A complete reset followed. A change in footballing direction on a lower budget and a rebuild required. Those are the fine margins of Norwich City's existence in their current model.

It amps up the pressure, if that was needed, on promotion. Dean Smith will be under pressure to deliver a Premier League return or City potentially risk another period of financial pain and austerity.

Under their self-financing model, that is always a risk. But the problem with advanced payments is the club may well need them further down the line, more so if promotion from the Championship isn't secured this season.

It may explain why Norwich have several players with contracts that expire come the end of the season - that would represent a swift way to make savings if needed.

In the worst case scenario, Norwich would need to sell players. Another unwanted impact could be raised prices for supporters, possibly in season ticket hikes, which have already been raised this year in line with inflation.

A second successive Championship season would see the wage bill need to be significantly reduced.

For all the talk of their self-funding model in a positive sense, this is the reverse side of the coin. A prolonged spell of second-tier football would be problematic without intervention from the listed factors.

There is also Mark Attanasio's impact in the background, with questions remaining about the role he will play in the coming years. Any further investment to either bail the club out of a financial hole or to inject cash could see a departure from the self-sustainable model.

In contemporary football, a sport increasingly awash with cash, Norwich may have to change to survive. Exactly what form that takes remains to be seen.

Whether it comes from external funding, Attanasio or through Norwich becoming an established top-flight side, the future is unclear.

City's board have produced cash flow forecasts that extend to the end of the 2026/27 football season under various prudent scenarios, all with the confidence that they won't be needed.

This is a marked departure from the way City have attempted to operate in previous seasons, where a cautious approach has taken precedence. But, in light of a heavy-spending Premier League campaign, it may have been born from necessity.

Norwich spent more, £118m, on wages than Brighton and Leeds United and spend nearly £50m on transfers plus £15m on loans, a figure that includes fees and wages.

Nobody can adopt the narrative that they didn't display ambition in their pursuit of survival. The resources were available to them, it was more what the money was spent on and how it was utilised that proved problematic.

This year, Norwich have already committed £10.5m to the signings of Marcelino Nunez, Gabriel Sara and a loan fee for Aaron Ramsey. That hasn't been added to the accounts - neither will any January spending, which looks unlikely at present.

Another point to note is that Norwich have changed auditors for this year's accounts despite passing a motion at last season's AGM to retain the company who audited last year's accounts. The reason for that change is unclear.

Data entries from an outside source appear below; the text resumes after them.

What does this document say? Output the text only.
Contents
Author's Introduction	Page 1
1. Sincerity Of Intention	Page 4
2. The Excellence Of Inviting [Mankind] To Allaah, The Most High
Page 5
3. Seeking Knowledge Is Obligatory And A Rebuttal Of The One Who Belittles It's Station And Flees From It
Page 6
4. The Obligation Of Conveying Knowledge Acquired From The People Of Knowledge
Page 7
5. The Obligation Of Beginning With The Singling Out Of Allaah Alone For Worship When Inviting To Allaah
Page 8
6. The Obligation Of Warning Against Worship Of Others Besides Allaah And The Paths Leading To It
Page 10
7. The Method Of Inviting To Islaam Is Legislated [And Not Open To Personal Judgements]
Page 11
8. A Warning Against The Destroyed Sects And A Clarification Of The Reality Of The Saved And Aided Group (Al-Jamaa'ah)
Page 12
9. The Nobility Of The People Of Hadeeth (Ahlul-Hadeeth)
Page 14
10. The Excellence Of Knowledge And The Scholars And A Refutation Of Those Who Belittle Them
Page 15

In previous years, the club has held a media briefing prior to the accounts being released in order for the figures to be scrutinised and pressing questions answered by those in high-ranking positions at the club.

We have made a request to speak to finance director Anthony Richens, executive director Zoe Ward or any other member of the Canaries' executive committee about the numbers contained within the report but, at time of writing, no answer has been forthcoming.

One thing is for sure, Norwich are embarking on a different course. How that looks is yet to be decided.

Underpinning it is a risk that places a massive emphasis on promotion. The ball is now in Smith's court to deliver it to ease any financial burden that may be on the horizon.